NEW ROCHELLE, NY -- New Rochelle Police Commissioner Patrick Carroll repeatedly intervened with public officials after Mauro Zonzini was arrested by Rye Police in 2008.
Carroll and Zonzini made numerous efforts to influence, directly or indirectly, various public officials to assist Zonzini, according to records and information obtained by Talk of the Sound.
In a recent interview, Zonzini said that Carroll called Rye Police officials on his behalf, wrote a character-reference letter on his and sent a uniformed New Rochelle Police Officer to Rye to retrieve his property, taken from him at the time of this arrest.
Mauro Zonzini, up until recently a Director of the New Rochelle Police Foundation and Vice President of the New Rochelle Police Advisory Board, was arrested by Rye Police on September 5, 2008 for impersonating a police officer and illegal possession of two loaded handguns.
Zonzini is well-connected politically throughout Westchester. In addition to raising hundreds of thousands of dollars in New Rochelle, according to Carroll, he has made large political contributions elsewhere.
Through his two companies, Zonzini Masonry and Zonzini Pipeline, has made over $30,000 in political contributions since 2006.
After his arrest, Zonzini says he reached out to Commissioner Carroll to intervene.
Zonzini said he called Police Commissioner Carroll from his jail cell to tell him what had happened. Carroll called back to tell him that the District Attorney had already filed a "C Felony". Carroll told him there was nothing he could do for him, that Zonzini would have to go through the legal process.
According to court papers later filed in Westchester County Court by Andrew J. Maggio, an attorney representing Zonzini, the District Attorney's file was marked "DISMISS" which Maggio believed to have been an instruction to the Assistant District Attorney appearing in Court indicating the matter was considered with more senior District Attorney staff prior to the first court appearance.
Criminal charges were later dropped in Rye City Court. Zonzini plead guilty to a traffic violation and paid a small fine.
In 2009, Zonzini's pistol permit license was later revoked as a result of the incident. He was ordered to surrender his firearms by a Westchester County Judge.
Police Commissioner Carroll involved himself in the Order to Show Cause hearing when County Attorney Charlene Indelicato sought to revoke Zonzini's pistol permit license.
Carroll wrote a character-reference letter -- submitted to Judge Cohen at Zonzini's pistol permit revocation hearing --for Zonzini dated September 11, 2008:
Mauro Zonzini, a business person and former resident of the City of New Rochelle, is a Director in good standing with the New Rochelle Police Foundation.

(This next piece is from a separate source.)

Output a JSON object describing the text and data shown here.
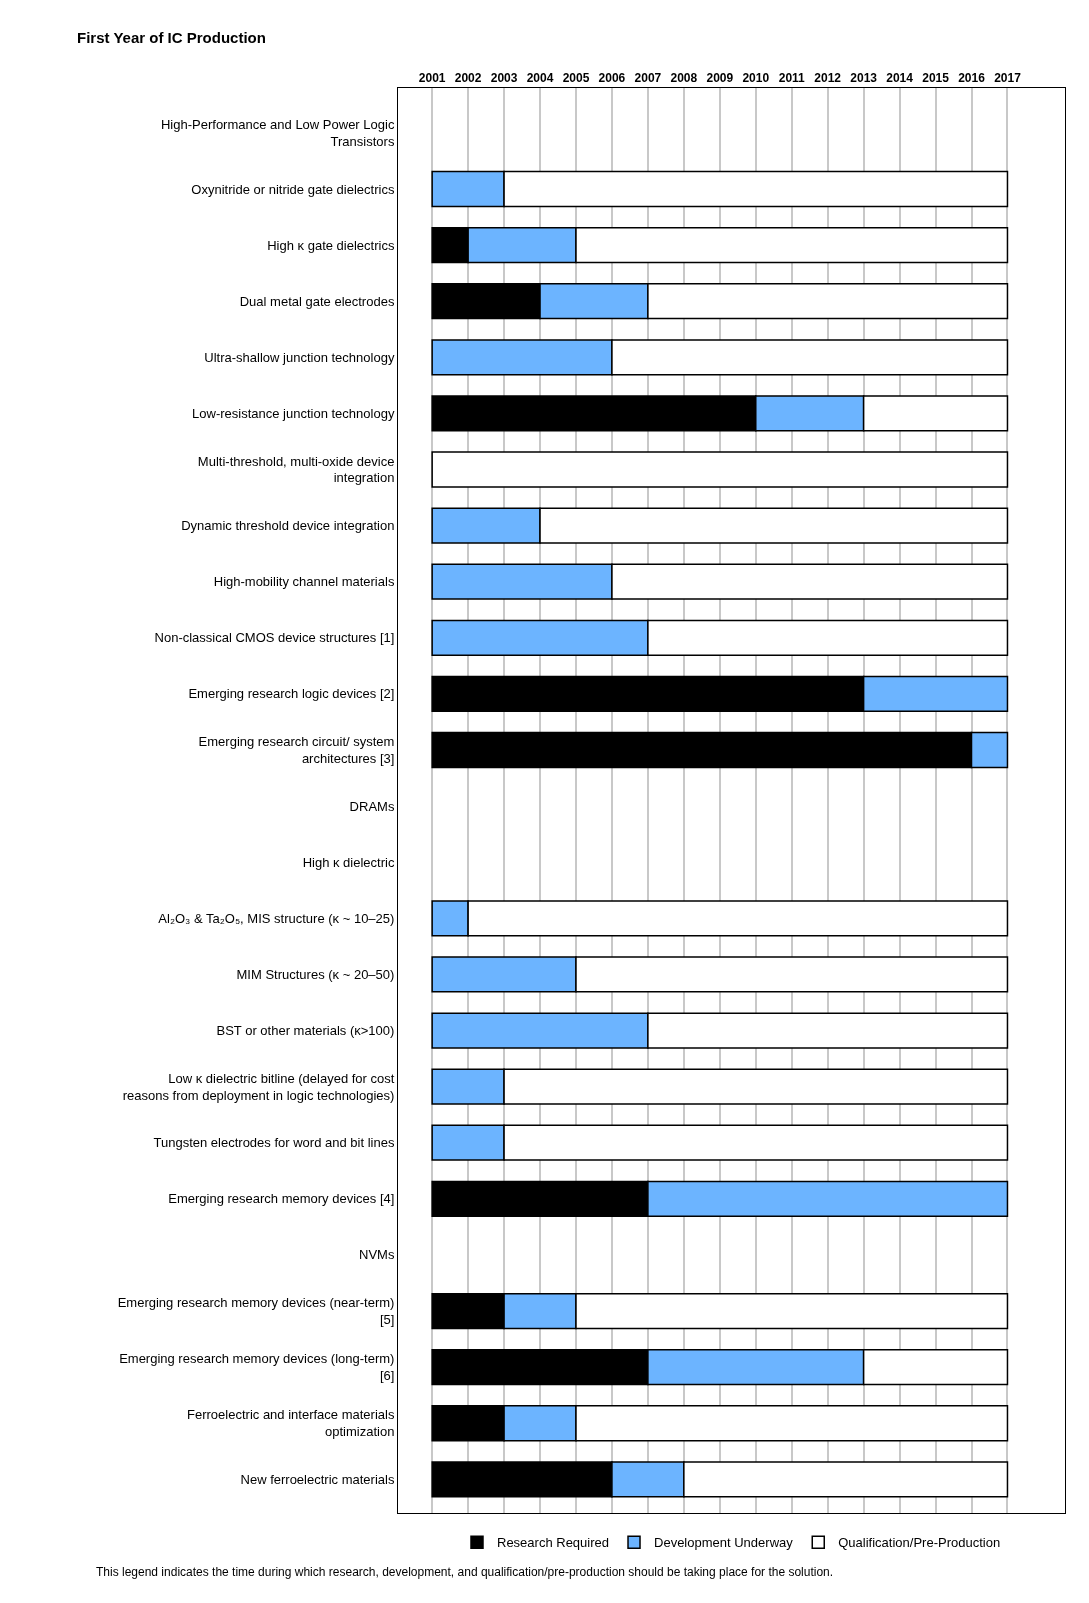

He has been an active participant for the past six years raising hundreds of thousands of dollars toward the mission for this foundation; which is to enhance the professionalism of the New Rochelle Police Department through training, equipment and education.

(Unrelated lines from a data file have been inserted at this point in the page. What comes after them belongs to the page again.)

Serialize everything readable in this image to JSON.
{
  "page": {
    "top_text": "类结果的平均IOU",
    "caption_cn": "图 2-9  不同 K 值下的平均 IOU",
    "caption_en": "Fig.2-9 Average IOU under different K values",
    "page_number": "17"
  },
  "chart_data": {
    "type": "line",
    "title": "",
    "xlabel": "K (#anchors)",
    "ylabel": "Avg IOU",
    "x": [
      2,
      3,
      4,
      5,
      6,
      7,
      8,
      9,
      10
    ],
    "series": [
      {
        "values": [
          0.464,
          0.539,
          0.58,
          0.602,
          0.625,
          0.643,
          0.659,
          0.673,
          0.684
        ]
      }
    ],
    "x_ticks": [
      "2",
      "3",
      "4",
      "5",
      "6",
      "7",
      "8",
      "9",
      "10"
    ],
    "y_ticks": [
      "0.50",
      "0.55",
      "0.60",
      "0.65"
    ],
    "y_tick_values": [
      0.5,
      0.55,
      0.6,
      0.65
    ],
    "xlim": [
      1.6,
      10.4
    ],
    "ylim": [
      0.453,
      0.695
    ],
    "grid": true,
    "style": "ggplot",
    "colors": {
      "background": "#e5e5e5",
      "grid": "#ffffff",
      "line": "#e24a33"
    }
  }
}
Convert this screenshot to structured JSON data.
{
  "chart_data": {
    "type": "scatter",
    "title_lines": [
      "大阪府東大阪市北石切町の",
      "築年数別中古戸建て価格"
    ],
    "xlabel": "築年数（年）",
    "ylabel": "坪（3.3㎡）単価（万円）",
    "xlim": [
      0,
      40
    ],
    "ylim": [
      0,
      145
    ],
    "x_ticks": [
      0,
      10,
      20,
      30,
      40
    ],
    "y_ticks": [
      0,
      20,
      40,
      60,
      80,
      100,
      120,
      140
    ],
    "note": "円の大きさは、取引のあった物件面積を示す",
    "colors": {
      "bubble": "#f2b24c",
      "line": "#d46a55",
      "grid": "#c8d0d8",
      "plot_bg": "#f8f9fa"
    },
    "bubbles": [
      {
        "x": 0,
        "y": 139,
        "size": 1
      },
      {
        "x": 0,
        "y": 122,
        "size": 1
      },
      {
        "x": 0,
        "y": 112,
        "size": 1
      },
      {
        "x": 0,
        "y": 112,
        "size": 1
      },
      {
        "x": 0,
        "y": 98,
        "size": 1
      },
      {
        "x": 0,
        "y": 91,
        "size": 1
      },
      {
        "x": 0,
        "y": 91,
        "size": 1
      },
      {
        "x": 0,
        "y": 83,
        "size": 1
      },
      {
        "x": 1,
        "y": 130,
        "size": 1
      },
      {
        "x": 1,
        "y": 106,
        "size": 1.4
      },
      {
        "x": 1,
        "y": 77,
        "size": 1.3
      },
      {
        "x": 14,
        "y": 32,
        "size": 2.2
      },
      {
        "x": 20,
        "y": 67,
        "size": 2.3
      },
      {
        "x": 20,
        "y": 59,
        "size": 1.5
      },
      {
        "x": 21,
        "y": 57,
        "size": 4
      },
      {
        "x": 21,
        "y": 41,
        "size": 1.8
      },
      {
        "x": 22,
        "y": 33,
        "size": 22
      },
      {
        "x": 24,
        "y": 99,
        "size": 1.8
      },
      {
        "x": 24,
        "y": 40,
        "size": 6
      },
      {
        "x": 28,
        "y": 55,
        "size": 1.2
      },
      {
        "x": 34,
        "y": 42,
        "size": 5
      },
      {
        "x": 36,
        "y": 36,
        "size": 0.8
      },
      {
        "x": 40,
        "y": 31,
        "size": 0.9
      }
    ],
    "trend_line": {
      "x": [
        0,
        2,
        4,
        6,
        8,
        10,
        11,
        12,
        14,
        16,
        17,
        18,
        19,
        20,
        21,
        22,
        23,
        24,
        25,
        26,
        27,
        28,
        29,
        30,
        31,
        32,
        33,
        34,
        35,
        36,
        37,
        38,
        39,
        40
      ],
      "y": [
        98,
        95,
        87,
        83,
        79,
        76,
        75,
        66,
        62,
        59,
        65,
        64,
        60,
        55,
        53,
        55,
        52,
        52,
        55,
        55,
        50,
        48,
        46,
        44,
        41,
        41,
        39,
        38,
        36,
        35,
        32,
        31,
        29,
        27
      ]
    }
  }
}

The New Rochelle Police Foundation is a 501c3 organization which is recognized by the City of New Rochelle as a legitimate fundraiser for the New Rochelle Police Department. Accordingly, members of the New Rochelle Police Foundation are provIded with a Director's shield and a Police Department Identification Card to show their legitimacy when soliciting funds in the community.
Patrick J. Carroll Police Commissioner
After the Rye Court disposed of the case, Zonzini says the Rye Police Department refused to return the ID Card and Shield.
"I signed for everything but they did not give back the shield and ID," said Zonzini.
He says he repeatedly went to Rye to get the ID Card and Shield but Rye police would not give him the two items.
Zonzini says that he came to believe that he was being "jerked around" so he called Police Commissioner Carroll to intervene again.
According to Zonzini, Carroll contacted Rye Police Chief William L. Connors who initially refused to return the ID Card and Shield.
Six weeks after the ID Card and Shield were taken during the arrest, long after the case was disposed of in Rye City Court, an agreement was reached between Connors and Carroll whereby a New Rochelle police officer would retrieve the ID Card and Shield for Zonzini.
Zonzini says that New Rochelle Police Officer Michael Young met him in front of the Rye Police Headquarters. Young arrived in a marked New Rochelle police car.
Zonzini accompanied Young into the Rye police headquarters and observed as Young requested the ID Card and Shield. Zonzini says Young was handed both items in a Ziploc bag. Young then handed the ID Card and Shield to Zonzini.
Zonzini, a long-time New Rochelle-based contractor with clients including the City of New Rochelle, the New Rochelle Board of Education and the City of Mount Vernon, has categorically denied the account of events contained in Rye PD and Westchester County records.
This article is the fifth in a series.